Domingo XXXIV del Tiempo Ordinario, Ciclo A

Solemnidad de Cristo Rey del Universo

Conmigo lo hicisteis

Autor: Padre Pablo Largo Domínguez

 

 

¿Se puede amar a alguien sin haberlo visto en la vida? Sí: a Jesucristo. Lo decía el autor de la primera carta de Pedro: "no habéis visto a Cristo y lo amáis, no lo veis y creéis en él con un gozo transfigurado". Pero esto significa que aquellos cristianos habían oído hablar de él, conocían la vida y la muerte de Jesús, se adherían al mensaje que presentaba a Jesús como Señor y Salvador, por cuya sangre se les habían otorgado los dones del perdón, la comunión con Dios y la nueva vida de hijos de Dios Padre. Nuestra pregunta, por tanto, tiene que ser más radical: ¿se puede amar a alguien sin haberlo visto en la vida, sin haber oído nunca ni siquiera su nombre, sin haber recibido noticia de él? De nuevo, sí: se puede amar a Jesucristo sin haber tenido la menor información sobre su persona.

En el juicio de las naciones que se ha proclamado en el evangelio se está refiriendo Jesús precisamente a todos los que nunca han visto al Hijo del hombre ni han oído ningún anuncio sobre él. Pero ¿cómo pueden amarlo sin conocerlo? Es que, aunque ni siquiera saben su nombre, sí que tienen cierto conocimiento de él. Porque él no está lejos de nadie. Y lo aman, porque lo han acogido dentro de sí cuando ha llamado, bajo cualesquiera "especies", a su puerta. Lo aman por poderes –podríamos decir–. En el servicio a esas personas reales y determinadas que pasan necesidad, que son sus hermanos pequeños, se les hace el encontradizo.

Esas personas que pasan necesidad no nos una nada opaca para quien las sirve. El amor hacia ellas no es un mero sentimiento; se traduce en actos concretos. Os habréis dado cuenta de que, en la parábola, Jesús no reprocha a los que están a la izquierda del rey que hayan cometido crímenes, injusticias flagrantes, abusos; no dice que hayan sido venales, corruptos, explotadores, rufianes. Sencillamente los acusa de haber sido indiferentes. "Obras son amores, y no buenas razones", "obras son amores, y no buenos sentimientos" que se quedan estériles cuando podían haber llevado a la acción.

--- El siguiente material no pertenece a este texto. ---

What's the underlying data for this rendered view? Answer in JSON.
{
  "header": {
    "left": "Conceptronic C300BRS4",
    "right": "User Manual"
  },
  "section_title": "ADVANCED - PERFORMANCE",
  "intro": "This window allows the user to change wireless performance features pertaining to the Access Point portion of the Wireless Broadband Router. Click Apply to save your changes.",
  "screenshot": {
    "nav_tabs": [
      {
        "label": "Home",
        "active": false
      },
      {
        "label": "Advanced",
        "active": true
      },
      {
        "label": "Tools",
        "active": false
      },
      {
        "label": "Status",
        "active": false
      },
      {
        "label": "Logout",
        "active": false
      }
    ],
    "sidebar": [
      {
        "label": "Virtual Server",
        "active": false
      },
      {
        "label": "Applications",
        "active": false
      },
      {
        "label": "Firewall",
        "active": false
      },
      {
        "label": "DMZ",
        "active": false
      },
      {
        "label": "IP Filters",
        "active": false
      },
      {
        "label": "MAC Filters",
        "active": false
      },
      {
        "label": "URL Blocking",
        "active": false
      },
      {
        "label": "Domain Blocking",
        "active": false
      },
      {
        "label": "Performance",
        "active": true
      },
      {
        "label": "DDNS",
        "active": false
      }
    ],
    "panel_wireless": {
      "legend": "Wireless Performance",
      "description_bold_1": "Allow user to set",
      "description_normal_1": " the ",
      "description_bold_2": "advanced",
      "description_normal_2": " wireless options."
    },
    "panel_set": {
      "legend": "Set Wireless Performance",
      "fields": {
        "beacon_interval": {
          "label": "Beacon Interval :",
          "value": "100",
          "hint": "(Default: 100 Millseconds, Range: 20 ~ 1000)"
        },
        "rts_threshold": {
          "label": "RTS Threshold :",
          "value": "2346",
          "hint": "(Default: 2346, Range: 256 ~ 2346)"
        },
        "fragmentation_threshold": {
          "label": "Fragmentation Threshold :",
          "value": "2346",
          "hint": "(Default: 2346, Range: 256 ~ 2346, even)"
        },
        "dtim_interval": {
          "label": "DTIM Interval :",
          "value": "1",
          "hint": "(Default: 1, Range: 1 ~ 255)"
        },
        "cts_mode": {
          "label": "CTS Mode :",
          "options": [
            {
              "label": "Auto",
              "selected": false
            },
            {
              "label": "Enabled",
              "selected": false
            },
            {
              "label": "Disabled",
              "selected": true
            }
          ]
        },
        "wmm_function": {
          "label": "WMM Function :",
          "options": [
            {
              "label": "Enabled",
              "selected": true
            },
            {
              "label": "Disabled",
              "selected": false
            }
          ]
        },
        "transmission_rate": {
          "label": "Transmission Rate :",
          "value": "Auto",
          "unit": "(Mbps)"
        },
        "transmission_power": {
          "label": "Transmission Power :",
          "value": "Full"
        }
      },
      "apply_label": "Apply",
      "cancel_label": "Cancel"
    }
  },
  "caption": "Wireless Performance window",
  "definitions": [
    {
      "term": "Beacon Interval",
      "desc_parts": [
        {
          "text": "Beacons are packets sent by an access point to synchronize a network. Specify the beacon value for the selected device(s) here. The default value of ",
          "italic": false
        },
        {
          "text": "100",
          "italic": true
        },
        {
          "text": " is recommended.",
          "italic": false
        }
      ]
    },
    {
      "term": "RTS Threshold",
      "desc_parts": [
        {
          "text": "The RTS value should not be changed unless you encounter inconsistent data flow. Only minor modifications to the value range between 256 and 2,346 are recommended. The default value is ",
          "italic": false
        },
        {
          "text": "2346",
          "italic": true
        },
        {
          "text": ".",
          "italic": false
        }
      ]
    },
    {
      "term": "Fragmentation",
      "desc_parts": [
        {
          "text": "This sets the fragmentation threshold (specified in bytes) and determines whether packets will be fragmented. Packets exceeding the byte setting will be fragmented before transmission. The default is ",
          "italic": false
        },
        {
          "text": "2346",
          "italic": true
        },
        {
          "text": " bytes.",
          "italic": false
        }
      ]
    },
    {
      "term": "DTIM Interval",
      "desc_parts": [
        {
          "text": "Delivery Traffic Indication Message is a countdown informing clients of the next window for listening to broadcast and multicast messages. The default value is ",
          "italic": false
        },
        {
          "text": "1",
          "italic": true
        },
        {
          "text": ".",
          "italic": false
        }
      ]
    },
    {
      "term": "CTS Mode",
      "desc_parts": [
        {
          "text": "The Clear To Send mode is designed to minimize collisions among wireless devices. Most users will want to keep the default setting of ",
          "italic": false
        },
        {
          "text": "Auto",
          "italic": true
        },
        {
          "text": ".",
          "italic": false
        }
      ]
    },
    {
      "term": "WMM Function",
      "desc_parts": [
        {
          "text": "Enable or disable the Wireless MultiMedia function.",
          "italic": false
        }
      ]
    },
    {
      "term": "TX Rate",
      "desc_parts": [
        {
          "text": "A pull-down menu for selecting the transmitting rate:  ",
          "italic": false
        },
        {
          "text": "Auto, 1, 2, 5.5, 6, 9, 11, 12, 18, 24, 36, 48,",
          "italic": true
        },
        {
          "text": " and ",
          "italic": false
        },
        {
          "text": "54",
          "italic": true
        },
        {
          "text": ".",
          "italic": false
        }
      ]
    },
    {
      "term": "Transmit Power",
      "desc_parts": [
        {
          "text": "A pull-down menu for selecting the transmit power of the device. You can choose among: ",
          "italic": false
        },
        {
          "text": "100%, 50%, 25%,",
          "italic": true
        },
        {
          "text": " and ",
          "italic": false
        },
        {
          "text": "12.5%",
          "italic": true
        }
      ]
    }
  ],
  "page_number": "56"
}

Al atardecer de la vida nos examinarán en el amor. "Ser misericordioso o ser indiferente: ésa es la cuestión" –nos diría el viejo dramaturgo–. Para vivir no necesitamos muchos y complejísimos principios: nos basta con un pequeño puñado. Nos basta con tener como eje de la vida la misericordia, cumplir aquellas palabras que figuran al comienzo del primer gran discurso de Jesús: "dichosos los misericordiosos, porque alcanzarán misericordia" que se confunden con las palabras del último gran discurso de Jesús que propone el evangelista Mateo: "venid, benditos de mi Padre, porque tuve hambre y me disteis de comer".

Con esa clave comprendemos el sentido de la vida y se nos abre el reino de Dios. Si, como recuerda Santiago, habrá un juicio sin misericordia para quien no practicó la misericordia, también es verdad que "la misericordia se ríe del juicio". Si es verdad que todas nuestras justicias están manchadas y que nunca tenemos derecho a presumir de nuestras obras, porque somos unos pobres siervos, también es verdad que la gracia de Dios no debe ser estéril en nosotros, pues así daríamos pie a que se blasfemara el nombre de Dios. Que no se diga que quienes nunca han oído hablar de Jesús lo han sabido acoger y amar, mientras que nosotros tenemos mucha erudición sobre él, pero permanecemos indiferentes ante la suerte de los que sufren y los desvalidos. Su señorío sobre nuestra vida consiste en que nos entregamos a las buenas obras que él determinó que practicáramos. Eso es conocerlo y reconocerlo de verdad como Señor.